Os direitos dos filhos decorrentes da adoção são garantidos no texto constitucional, no §6°do artigo 227, que assegura a igualdade de direitos entre os filhos havidos da relação do casamento ou não, com aqueles advindos da adoção, conforme se verifica a seguir:

§ 6º Os filhos, havidos ou não da relação do casamento, ou por adoção, terão os mesmos direitos e qualificações, proibidas quaisquer designações discriminatórias relativas à filiação.

Na Adoção, essa regra merece ser seguida, ao ponto de ser o foco principal na decisão pelo deferimento da adoção, vez que muitos julgadores entendem que o critério deve ser a obediência rígida da fila nacional da adoção, sob pena de frustrar a expectativa dos adotantes.
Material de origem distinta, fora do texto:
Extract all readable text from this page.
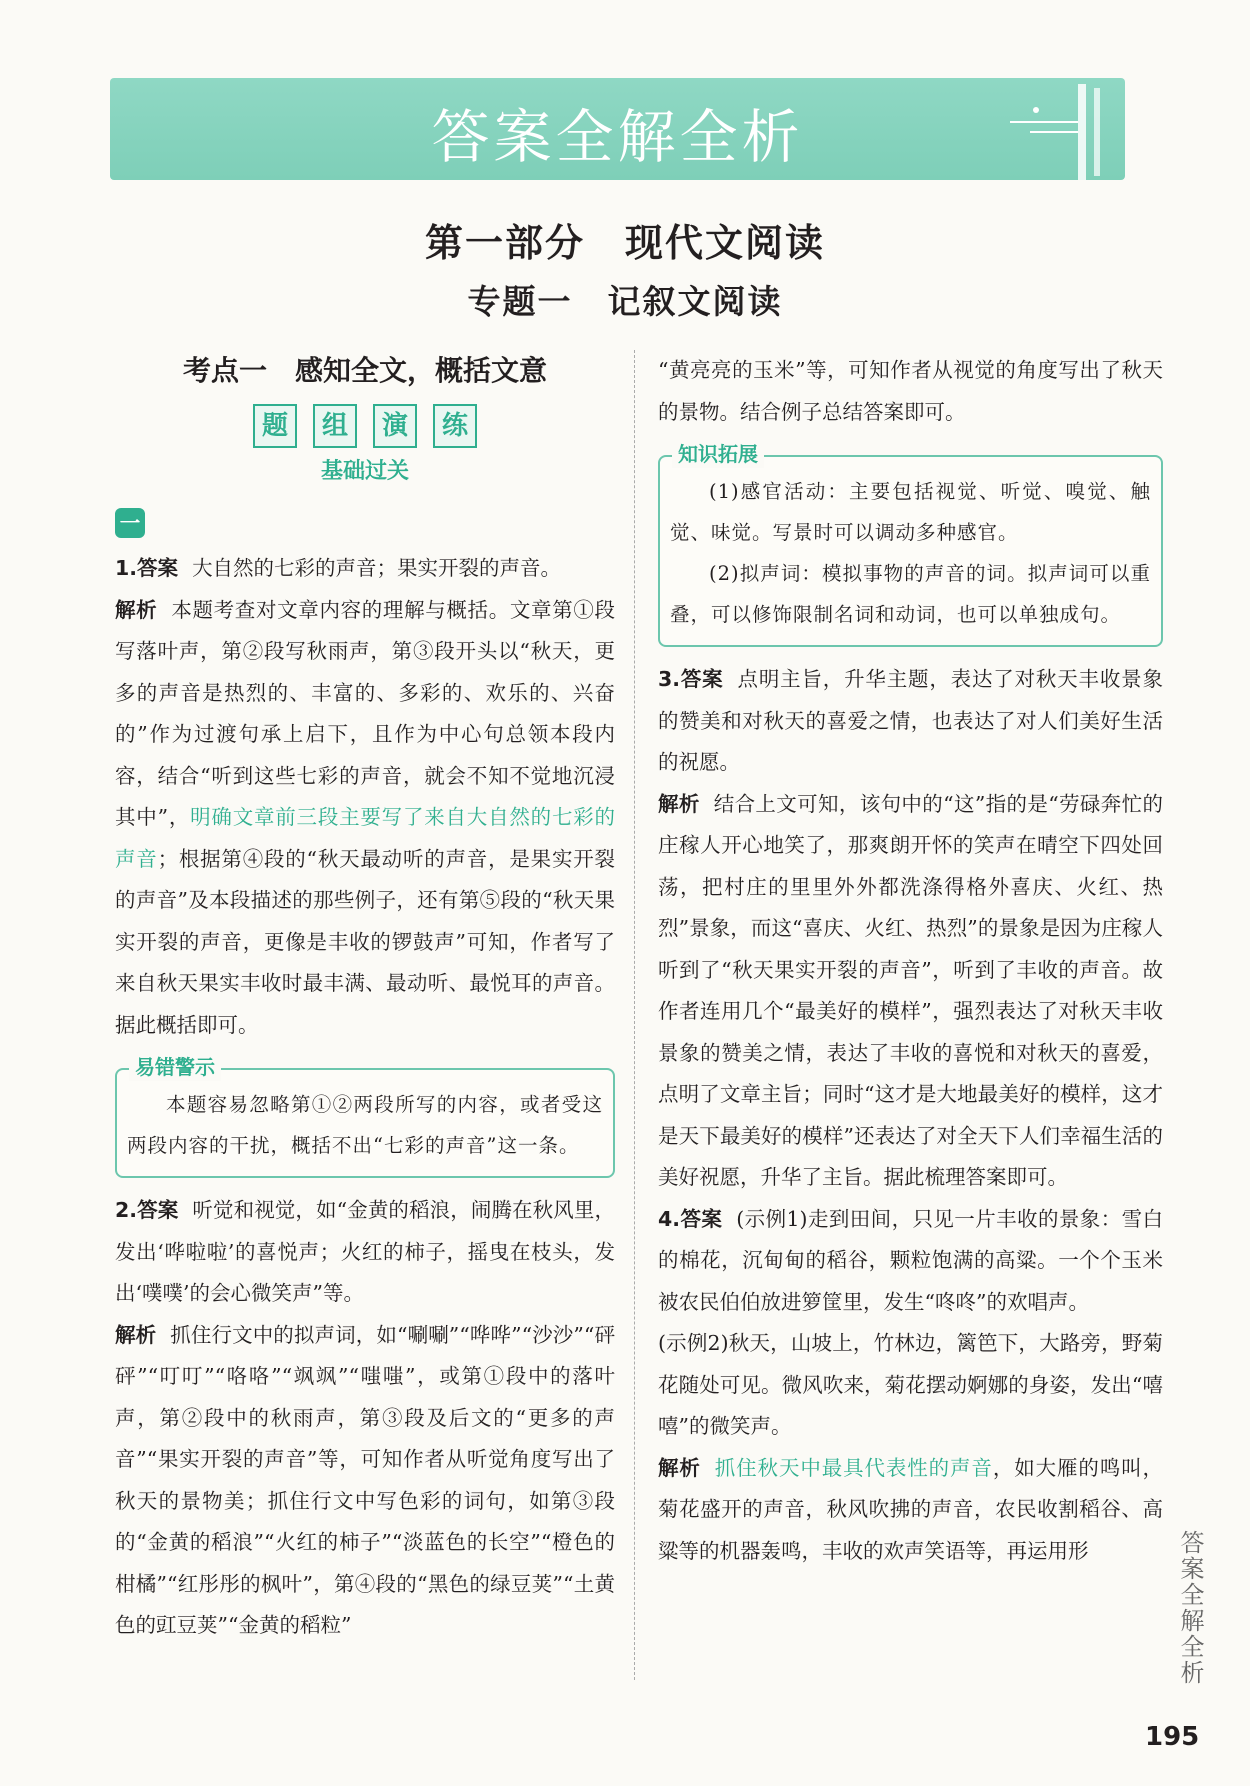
答案全解全析
第一部分　现代文阅读
专题一　记叙文阅读
考点一　感知全文，概括文意
题	组	演	练
基础过关
一

1.答案 大自然的七彩的声音；果实开裂的声音。

解析 本题考查对文章内容的理解与概括。文章第①段写落叶声，第②段写秋雨声，第③段开头以“秋天，更多的声音是热烈的、丰富的、多彩的、欢乐的、兴奋的”作为过渡句承上启下，且作为中心句总领本段内容，结合“听到这些七彩的声音，就会不知不觉地沉浸其中”，明确文章前三段主要写了来自大自然的七彩的声音；根据第④段的“秋天最动听的声音，是果实开裂的声音”及本段描述的那些例子，还有第⑤段的“秋天果实开裂的声音，更像是丰收的锣鼓声”可知，作者写了来自秋天果实丰收时最丰满、最动听、最悦耳的声音。据此概括即可。

易错警示

本题容易忽略第①②两段所写的内容，或者受这两段内容的干扰，概括不出“七彩的声音”这一条。

2.答案 听觉和视觉，如“金黄的稻浪，闹腾在秋风里，发出‘哗啦啦’的喜悦声；火红的柿子，摇曳在枝头，发出‘噗噗’的会心微笑声”等。

解析 抓住行文中的拟声词，如“唰唰”“哗哗”“沙沙”“砰砰”“叮叮”“咯咯”“飒飒”“嗤嗤”，或第①段中的落叶声，第②段中的秋雨声，第③段及后文的“更多的声音”“果实开裂的声音”等，可知作者从听觉角度写出了秋天的景物美；抓住行文中写色彩的词句，如第③段的“金黄的稻浪”“火红的柿子”“淡蓝色的长空”“橙色的柑橘”“红彤彤的枫叶”，第④段的“黑色的绿豆荚”“土黄色的豇豆荚”“金黄的稻粒”

“黄亮亮的玉米”等，可知作者从视觉的角度写出了秋天的景物。结合例子总结答案即可。

知识拓展

(1)感官活动：主要包括视觉、听觉、嗅觉、触觉、味觉。写景时可以调动多种感官。

(2)拟声词：模拟事物的声音的词。拟声词可以重叠，可以修饰限制名词和动词，也可以单独成句。

3.答案 点明主旨，升华主题，表达了对秋天丰收景象的赞美和对秋天的喜爱之情，也表达了对人们美好生活的祝愿。

解析 结合上文可知，该句中的“这”指的是“劳碌奔忙的庄稼人开心地笑了，那爽朗开怀的笑声在晴空下四处回荡，把村庄的里里外外都洗涤得格外喜庆、火红、热烈”景象，而这“喜庆、火红、热烈”的景象是因为庄稼人听到了“秋天果实开裂的声音”，听到了丰收的声音。故作者连用几个“最美好的模样”，强烈表达了对秋天丰收景象的赞美之情，表达了丰收的喜悦和对秋天的喜爱，点明了文章主旨；同时“这才是大地最美好的模样，这才是天下最美好的模样”还表达了对全天下人们幸福生活的美好祝愿，升华了主旨。据此梳理答案即可。

4.答案 (示例1)走到田间，只见一片丰收的景象：雪白的棉花，沉甸甸的稻谷，颗粒饱满的高粱。一个个玉米被农民伯伯放进箩筐里，发生“咚咚”的欢唱声。

(示例2)秋天，山坡上，竹林边，篱笆下，大路旁，野菊花随处可见。微风吹来，菊花摆动婀娜的身姿，发出“嘻嘻”的微笑声。

解析 抓住秋天中最具代表性的声音，如大雁的鸣叫，菊花盛开的声音，秋风吹拂的声音，农民收割稻谷、高粱等的机器轰鸣，丰收的欢声笑语等，再运用形	答案全解全析
195
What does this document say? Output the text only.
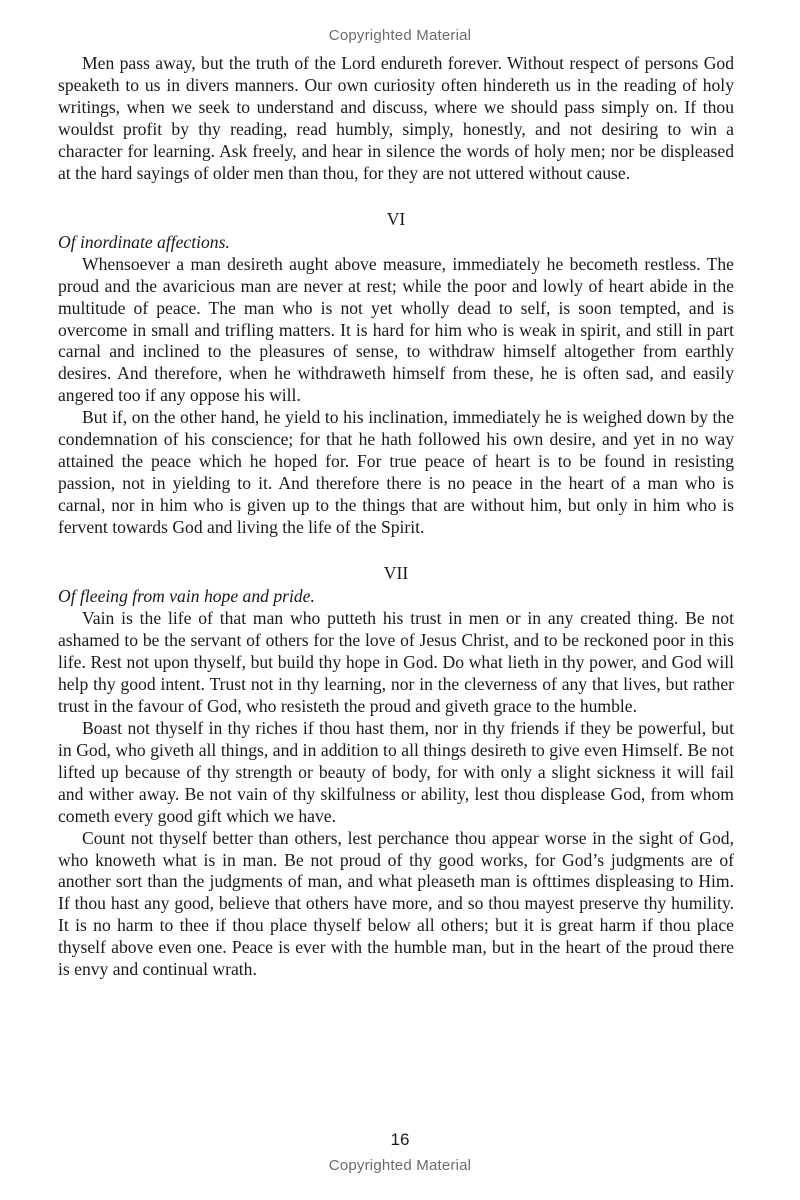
Copyrighted Material

Men pass away, but the truth of the Lord endureth forever. Without respect of persons God speaketh to us in divers manners. Our own curiosity often hindereth us in the reading of holy writings, when we seek to understand and discuss, where we should pass simply on. If thou wouldst profit by thy reading, read humbly, simply, honestly, and not desiring to win a character for learning. Ask freely, and hear in silence the words of holy men; nor be displeased at the hard sayings of older men than thou, for they are not uttered without cause.

VI

Of inordinate affections.

Whensoever a man desireth aught above measure, immediately he becometh restless. The proud and the avaricious man are never at rest; while the poor and lowly of heart abide in the multitude of peace. The man who is not yet wholly dead to self, is soon tempted, and is overcome in small and trifling matters. It is hard for him who is weak in spirit, and still in part carnal and inclined to the pleasures of sense, to withdraw himself altogether from earthly desires. And therefore, when he withdraweth himself from these, he is often sad, and easily angered too if any oppose his will.

But if, on the other hand, he yield to his inclination, immediately he is weighed down by the condemnation of his conscience; for that he hath followed his own desire, and yet in no way attained the peace which he hoped for. For true peace of heart is to be found in resisting passion, not in yielding to it. And therefore there is no peace in the heart of a man who is carnal, nor in him who is given up to the things that are without him, but only in him who is fervent towards God and living the life of the Spirit.

VII

Of fleeing from vain hope and pride.

Vain is the life of that man who putteth his trust in men or in any created thing. Be not ashamed to be the servant of others for the love of Jesus Christ, and to be reckoned poor in this life. Rest not upon thyself, but build thy hope in God. Do what lieth in thy power, and God will help thy good intent. Trust not in thy learning, nor in the cleverness of any that lives, but rather trust in the favour of God, who resisteth the proud and giveth grace to the humble.

Boast not thyself in thy riches if thou hast them, nor in thy friends if they be powerful, but in God, who giveth all things, and in addition to all things desireth to give even Himself. Be not lifted up because of thy strength or beauty of body, for with only a slight sickness it will fail and wither away. Be not vain of thy skilfulness or ability, lest thou displease God, from whom cometh every good gift which we have.

Count not thyself better than others, lest perchance thou appear worse in the sight of God, who knoweth what is in man. Be not proud of thy good works, for God’s judgments are of another sort than the judgments of man, and what pleaseth man is ofttimes displeasing to Him. If thou hast any good, believe that others have more, and so thou mayest preserve thy humility. It is no harm to thee if thou place thyself below all others; but it is great harm if thou place thyself above even one. Peace is ever with the humble man, but in the heart of the proud there is envy and continual wrath.

16
Copyrighted Material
Entretanto, se caso a criança já tiver estabelecido vínculos com uma família substituta que reúna condições de oferecer-lhe amor, proteção e cuidados, por que não lhe dar preferência? 

Dessa forma, as opiniões dos operadores do direito se divergem nesse ponto, afinal, o Melhor Interesse deve atender à Criança ou aos Adultos que se encontram na fila de adoção?

A doutrina chama o citado caso acima de “Adoção Dirigida” ou ainda “Adoção Intuito Personae”.

Segundo as lições de Sousa, Eduarda Santos¹que defende a flexibilização dessa regra da ordem da fila de adoção, aduz que:

O importante não é obter uma criança para uma família, mas antes, resguardar às crianças e aos adolescentes que esperam pela adoção o direito de terem uma família.

Discute-se a necessidade de se dar efetividade ao cadastro de pretendentes à adoção, nos moldes do que impõe o artigo 50, caput e parágrafos, do Estatuto da Criança e do Adolescente, frente à sua flexibilização, com respaldo no Princípio do Melhor Interesse, em situações excepcionais de formação de vínculo afetivo entre o adotando e os guardiões de fato, a fim de se garantir que a criança ou o adolescente não sofra os efeitos maléficos da separação ou da perda dessa convivência.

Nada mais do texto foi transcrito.